Quantification of Human Spermatogenesis: Germ Cell Degeneration during Spermatocytogenesis and Meiosis in Testes from Younger and Older Adult Men1

Abstract

Germ cell degeneration during spermatocytogenesis and meiosis was investigated to explain the age-related decline in daily sperm production (DSP). Numbers of Types A-dark, A-pale, and B-spermatogonia, potential daily sperm production per g parenchyma (PDSP) based on type B-spermatogonia, early primary spermatocytes, and late primary spermatocytes, and DSP per g based on early spermatids were determined in 15 men aged 20 to 48 yr (mean ± SEM, 33 ± 2 yr) and 15 men aged 52 to 90 yr (65 ± 3 yr).
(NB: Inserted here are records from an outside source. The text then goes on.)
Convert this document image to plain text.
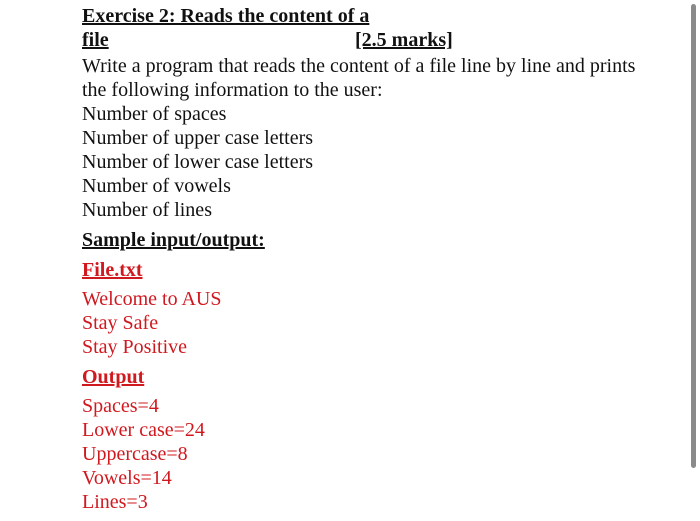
Exercise 2: Reads the content of a
file	[2.5 marks]
Write a program that reads the content of a file line by line and prints the following information to the user:
Number of spaces
Number of upper case letters
Number of lower case letters
Number of vowels
Number of lines
Sample input/output:
File.txt
Welcome to AUS
Stay Safe
Stay Positive
Output
Spaces=4
Lower case=24
Uppercase=8
Vowels=14
Lines=3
Testes obtained within 15 h of death (largely due to trauma or heart failure) were perfused vascularly with glutaraldehyde. The number of each cell type per g parenchyma was calculated as the product of the percentage of nuclei in the parenchyma times a correction factor for section thickness and nuclear diameter divided by the volume of a single nucleus of that cell type. Paired testicular weight was lower (p < 0.01) in older men (33 ± 3 g) than in the younger men (49 ± 3 g). Younger and older men had similar numbers of A-dark, A-pale, and B-spermatogonia per g parenchyma. PDSP based on late primary spermatocytes and DSP based on early spermatids were lower (p < 0.01) in older men than in younger men. In younger men, PDSP was similar (p > 0.05) between B-spermatogonia and late primary spermatocytes, whereas DSP measured at the spermatid level was abruptly lower than that estimated from younger cell types. Older men showed reduction in PDSP between early and late primary spermatocytes, with further reduction occurring in DSP at the spermatid level. Hence, age-related differences in germ cell degeneration that result in lower rates of sperm production in older men occurred in meiotic prophase during the transition of early (leptotene) primary spermatocytes to late (pachytene) primary spermatocytes or among the late primary sperm atocytes themselves.